Search code examples
cassandradata-modelingcassandra-2.0cql3nosql

Cassandra data model with multiple conditions


I'm new to Cassandra, so I read a dozen articles about it and thus I know the basics. All the tutorials show efficient data retrieval by 1 or 2 columns and a time range. What I could not find was how to correctly model your data if you have more conditions.

I have a big events normalised database, with quite a few columns, say:

  • Event type
  • time
  • email
  • User_age
  • user_country
  • user_language
  • and so on.

I would need to be able to query by all columns. So in RDBMS I would query:

SELECT email FROM table WHERE time > X AND user_age BETWEEN X AND X AND user_language = 'nl' etc..

I know I can make a separate table for each column, but then I would still need to combine the results. Maybe this is not a bad approach, but I doubt it since there are no subqueries.

My question is obviously, how can I model this kind of data correctly in Cassandra?

Thanks a lot!


Solution

  • I would need to be able to query by all columns.

    Let me stop you right there.
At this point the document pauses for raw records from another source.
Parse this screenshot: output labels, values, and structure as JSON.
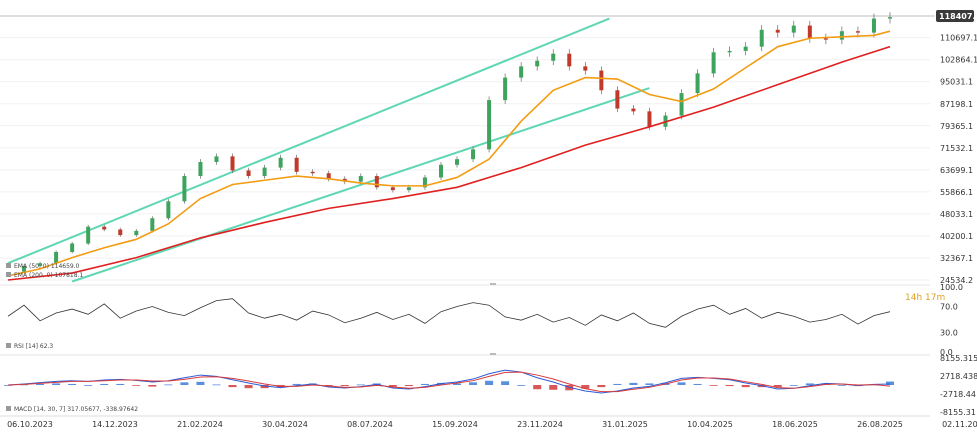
{
  "chart_data": [
    {
      "type": "line",
      "panel": "price",
      "ylim": [
        24534.2,
        118407.8
      ],
      "y_ticks": [
        "118407.8",
        "110697.1",
        "102864.1",
        "95031.1",
        "87198.1",
        "79365.1",
        "71532.1",
        "63699.1",
        "55866.1",
        "48033.1",
        "40200.1",
        "32367.1",
        "24534.2"
      ],
      "x_ticks": [
        "06.10.2023",
        "14.12.2023",
        "21.02.2024",
        "30.04.2024",
        "08.07.2024",
        "15.09.2024",
        "23.11.2024",
        "31.01.2025",
        "10.04.2025",
        "18.06.2025",
        "26.08.2025",
        "02.11.2025"
      ],
      "last_price_label": "118407.8",
      "countdown": "14h 17m",
      "legend": [
        {
          "name": "EMA (50, 0) 114659.0",
          "color": "#f39c12"
        },
        {
          "name": "EMA (200, 0) 107818.1",
          "color": "#e02020"
        }
      ],
      "channel": {
        "color": "#5fd6b4",
        "upper": [
          [
            0,
            30500
          ],
          [
            37.5,
            117500
          ]
        ],
        "lower": [
          [
            4,
            24000
          ],
          [
            40,
            92800
          ]
        ]
      },
      "price": [
        [
          0,
          27500
        ],
        [
          1,
          29500
        ],
        [
          2,
          30500
        ],
        [
          3,
          34500
        ],
        [
          4,
          37500
        ],
        [
          5,
          43500
        ],
        [
          6,
          42500
        ],
        [
          7,
          40500
        ],
        [
          8,
          42000
        ],
        [
          9,
          46500
        ],
        [
          10,
          52500
        ],
        [
          11,
          61500
        ],
        [
          12,
          66500
        ],
        [
          13,
          68500
        ],
        [
          14,
          63500
        ],
        [
          15,
          61500
        ],
        [
          16,
          64500
        ],
        [
          17,
          68000
        ],
        [
          18,
          63000
        ],
        [
          19,
          62500
        ],
        [
          20,
          60500
        ],
        [
          21,
          59500
        ],
        [
          22,
          61500
        ],
        [
          23,
          57500
        ],
        [
          24,
          56500
        ],
        [
          25,
          57500
        ],
        [
          26,
          61000
        ],
        [
          27,
          65500
        ],
        [
          28,
          67500
        ],
        [
          29,
          71000
        ],
        [
          30,
          88500
        ],
        [
          31,
          96500
        ],
        [
          32,
          100500
        ],
        [
          33,
          102500
        ],
        [
          34,
          105000
        ],
        [
          35,
          100500
        ],
        [
          36,
          99000
        ],
        [
          37,
          92000
        ],
        [
          38,
          85500
        ],
        [
          39,
          84500
        ],
        [
          40,
          79000
        ],
        [
          41,
          83000
        ],
        [
          42,
          91000
        ],
        [
          43,
          98000
        ],
        [
          44,
          105500
        ],
        [
          45,
          106000
        ],
        [
          46,
          107500
        ],
        [
          47,
          113500
        ],
        [
          48,
          112500
        ],
        [
          49,
          115000
        ],
        [
          50,
          110500
        ],
        [
          51,
          110000
        ],
        [
          52,
          113000
        ],
        [
          53,
          112500
        ],
        [
          54,
          117500
        ],
        [
          55,
          118000
        ]
      ],
      "ema50": [
        [
          0,
          26000
        ],
        [
          2,
          28500
        ],
        [
          4,
          32500
        ],
        [
          6,
          36000
        ],
        [
          8,
          39000
        ],
        [
          10,
          44500
        ],
        [
          12,
          53500
        ],
        [
          14,
          58500
        ],
        [
          16,
          60000
        ],
        [
          18,
          61500
        ],
        [
          20,
          60500
        ],
        [
          22,
          59000
        ],
        [
          24,
          58000
        ],
        [
          26,
          58000
        ],
        [
          28,
          61000
        ],
        [
          30,
          67500
        ],
        [
          32,
          81000
        ],
        [
          34,
          92000
        ],
        [
          36,
          96500
        ],
        [
          38,
          96000
        ],
        [
          40,
          90500
        ],
        [
          42,
          88000
        ],
        [
          44,
          92500
        ],
        [
          46,
          100000
        ],
        [
          48,
          107500
        ],
        [
          50,
          110500
        ],
        [
          52,
          111000
        ],
        [
          54,
          111500
        ],
        [
          55,
          113000
        ]
      ],
      "ema200": [
        [
          0,
          24534.2
        ],
        [
          4,
          27000
        ],
        [
          8,
          32500
        ],
        [
          12,
          39500
        ],
        [
          16,
          45000
        ],
        [
          20,
          50000
        ],
        [
          24,
          53500
        ],
        [
          28,
          57500
        ],
        [
          32,
          64500
        ],
        [
          36,
          72500
        ],
        [
          40,
          79000
        ],
        [
          44,
          86000
        ],
        [
          48,
          94000
        ],
        [
          52,
          102000
        ],
        [
          55,
          107500
        ]
      ]
    },
    {
      "type": "line",
      "panel": "rsi",
      "legend": "RSI [14] 62.3",
      "ylim": [
        0,
        100
      ],
      "y_ticks": [
        "100.0",
        "70.0",
        "30.0",
        "0.0"
      ],
      "values": [
        55,
        72,
        48,
        60,
        66,
        58,
        74,
        52,
        63,
        70,
        61,
        56,
        68,
        79,
        82,
        60,
        52,
        58,
        49,
        63,
        57,
        45,
        52,
        61,
        50,
        58,
        44,
        62,
        70,
        76,
        72,
        54,
        49,
        58,
        46,
        53,
        41,
        57,
        48,
        60,
        44,
        38,
        55,
        66,
        72,
        58,
        67,
        52,
        61,
        55,
        46,
        50,
        58,
        43,
        56,
        62
      ]
    },
    {
      "type": "bar",
      "panel": "macd",
      "legend": "MACD [14, 30, 7] 317.05677, -338.97642",
      "ylim": [
        -8155.31,
        8155.315
      ],
      "y_ticks": [
        "8155.315",
        "2718.438",
        "-2718.44",
        "-8155.31"
      ],
      "macd": [
        0,
        300,
        700,
        1100,
        1300,
        1100,
        1500,
        1700,
        1400,
        900,
        1300,
        2200,
        3000,
        2600,
        1600,
        600,
        -300,
        -800,
        -200,
        300,
        -600,
        -900,
        -500,
        200,
        -900,
        -1200,
        -500,
        400,
        900,
        1800,
        3400,
        4500,
        3900,
        2200,
        900,
        -700,
        -1800,
        -2400,
        -1800,
        -900,
        -400,
        700,
        2000,
        2300,
        2000,
        1600,
        600,
        -200,
        -1200,
        -1000,
        -200,
        500,
        300,
        -200,
        200,
        317
      ],
      "signal": [
        0,
        200,
        500,
        800,
        1100,
        1100,
        1300,
        1500,
        1500,
        1200,
        1200,
        1700,
        2400,
        2500,
        2000,
        1200,
        300,
        -400,
        -400,
        0,
        -300,
        -700,
        -600,
        -100,
        -600,
        -1000,
        -700,
        0,
        600,
        1300,
        2600,
        3800,
        3900,
        3000,
        1800,
        300,
        -1100,
        -2000,
        -2000,
        -1300,
        -700,
        300,
        1500,
        2100,
        2100,
        1800,
        1000,
        200,
        -800,
        -1000,
        -500,
        200,
        300,
        0,
        100,
        -339
      ]
    }
  ]
}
In Cassandra, you create your tables based on your anticipated query patterns, and usually a table supports a single query. In your case, you have "quite a few" columns and you will need to duplicate that data into a table designed to support each possible query. That is going to get big and ungainly, very quickly.

    Could we just add the rest as secondary indexes? there could potentially still be millions of rows in the eventtype table + merchant_id + time selection.

    Secondary indexes are intended to be used on middle-of-the-road cardinality columns. So both, extremely low and extremely high cardinality columns are bad for secondary indexes. The problem, is that Cassandra will have to pick one of your nodes as a coordinator, scan the index on each node (incurring lots of network time), and then build and return the result set. It's a prescription for poor performance, that flies in-the-face of the best practices for working with a distributed database.

    In short, Cassandra is not a good solution for use cases like this. It sounds like you want to be able to do OLAP-type queries, and for that you should use a tool that is better-suited for that purpose.